I have a dataframe that contains a field item which is a string having a array of items:

[{"item":"76CJMX4Y"},{"item":"7PWZVWCG"},{"item":"967NBPMS"},{"item":"72LC5SMF"},{"item":"8N6DW3VD"},{"item":"045QHTU4"},{"item":"0UL4MMSI"}]

root
 |-- item: string (nullable = true)

I would like to get the item as array of string.

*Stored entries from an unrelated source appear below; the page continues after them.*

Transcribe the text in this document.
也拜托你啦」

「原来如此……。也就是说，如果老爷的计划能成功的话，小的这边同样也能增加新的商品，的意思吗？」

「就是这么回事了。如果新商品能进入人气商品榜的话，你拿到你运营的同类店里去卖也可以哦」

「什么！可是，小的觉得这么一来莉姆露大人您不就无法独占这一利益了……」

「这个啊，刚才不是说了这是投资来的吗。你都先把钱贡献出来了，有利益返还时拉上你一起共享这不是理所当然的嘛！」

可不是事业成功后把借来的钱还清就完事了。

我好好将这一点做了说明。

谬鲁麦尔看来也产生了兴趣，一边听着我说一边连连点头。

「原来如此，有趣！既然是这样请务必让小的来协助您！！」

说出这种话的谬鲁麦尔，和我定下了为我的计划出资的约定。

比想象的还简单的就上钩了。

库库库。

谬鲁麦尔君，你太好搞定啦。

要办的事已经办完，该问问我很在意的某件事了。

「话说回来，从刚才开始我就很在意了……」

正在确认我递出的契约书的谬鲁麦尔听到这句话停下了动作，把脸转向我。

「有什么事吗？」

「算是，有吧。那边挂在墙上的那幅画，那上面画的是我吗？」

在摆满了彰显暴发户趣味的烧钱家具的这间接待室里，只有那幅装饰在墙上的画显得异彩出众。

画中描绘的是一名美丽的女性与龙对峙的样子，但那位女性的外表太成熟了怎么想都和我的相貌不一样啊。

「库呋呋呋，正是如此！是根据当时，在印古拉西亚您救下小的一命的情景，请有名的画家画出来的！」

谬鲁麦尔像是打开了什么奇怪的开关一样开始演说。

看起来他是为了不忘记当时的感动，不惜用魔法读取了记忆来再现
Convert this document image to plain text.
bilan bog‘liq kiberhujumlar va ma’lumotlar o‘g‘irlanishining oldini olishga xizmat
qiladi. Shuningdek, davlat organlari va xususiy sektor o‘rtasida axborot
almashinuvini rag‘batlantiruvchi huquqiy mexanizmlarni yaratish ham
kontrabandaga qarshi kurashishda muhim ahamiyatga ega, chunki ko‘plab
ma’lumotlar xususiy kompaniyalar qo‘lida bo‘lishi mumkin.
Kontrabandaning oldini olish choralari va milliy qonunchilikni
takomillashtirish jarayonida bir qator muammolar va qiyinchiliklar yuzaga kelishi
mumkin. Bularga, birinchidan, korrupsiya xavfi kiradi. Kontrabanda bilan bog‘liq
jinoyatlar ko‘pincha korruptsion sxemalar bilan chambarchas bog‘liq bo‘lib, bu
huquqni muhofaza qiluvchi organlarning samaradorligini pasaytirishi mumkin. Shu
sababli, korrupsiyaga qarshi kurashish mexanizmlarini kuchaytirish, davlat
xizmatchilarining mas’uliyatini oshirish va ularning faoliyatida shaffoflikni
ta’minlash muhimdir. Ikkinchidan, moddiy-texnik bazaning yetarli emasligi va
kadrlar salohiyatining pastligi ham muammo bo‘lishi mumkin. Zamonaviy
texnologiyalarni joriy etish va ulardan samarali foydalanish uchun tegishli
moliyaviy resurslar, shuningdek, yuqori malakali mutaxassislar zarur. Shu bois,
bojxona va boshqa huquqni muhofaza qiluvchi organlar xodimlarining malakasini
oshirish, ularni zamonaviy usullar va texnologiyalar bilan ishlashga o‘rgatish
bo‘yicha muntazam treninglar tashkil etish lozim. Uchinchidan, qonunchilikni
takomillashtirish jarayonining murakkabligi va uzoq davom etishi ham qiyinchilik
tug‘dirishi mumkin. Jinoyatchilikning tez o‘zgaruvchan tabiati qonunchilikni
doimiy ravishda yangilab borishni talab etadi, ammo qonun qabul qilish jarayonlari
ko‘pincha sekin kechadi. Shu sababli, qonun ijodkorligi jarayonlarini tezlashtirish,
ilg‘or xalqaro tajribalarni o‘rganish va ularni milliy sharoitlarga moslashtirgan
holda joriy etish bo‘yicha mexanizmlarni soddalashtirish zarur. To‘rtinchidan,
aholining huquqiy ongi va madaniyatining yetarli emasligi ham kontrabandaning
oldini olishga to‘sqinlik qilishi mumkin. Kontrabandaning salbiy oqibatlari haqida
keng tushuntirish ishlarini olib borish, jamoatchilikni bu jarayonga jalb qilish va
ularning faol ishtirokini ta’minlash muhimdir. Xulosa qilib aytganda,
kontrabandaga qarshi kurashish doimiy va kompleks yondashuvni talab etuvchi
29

Can someone let me know if there is a easy way to do this with default from_json ?

root |-- item: array (nullable = true)

So that I will only have

["76CJMX4Y", "7PWZVWCG", "967NBPMS", "72LC5SMF", "8N6DW3VD", "045QHTU4", "0UL4MMSI"]

Thanks

CodePudding user response：

use spark inbuilt functions from_json and then use higher order function transform to extract item from the array.

Example:

//from_json we are creating a json array then extracting item from the array
import org.apache.spark.sql.functions._


df.selectExpr("""transform(from_json(item,'array<struct<item:string>>'),x->x.item) as item""").show(10,false)

// ---------------------------------------------------------------------- 
//|item                                                                  |
// ---------------------------------------------------------------------- 
//|[76CJMX4Y, 7PWZVWCG, 967NBPMS, 72LC5SMF, 8N6DW3VD, 045QHTU4, 0UL4MMSI]|
// ----------------------------------------------------------------------

CodePudding user response：

You could use split() on :, then sort with sort_array() the values (so that the values you’re not interested in are either at the top or bottom, then filter using slice().

For your reference: https://spark.apache.org/docs/latest/api/java/org/apache/spark/sql/functions.html (even if it’s the Java version, it’s the synthetic list of functions).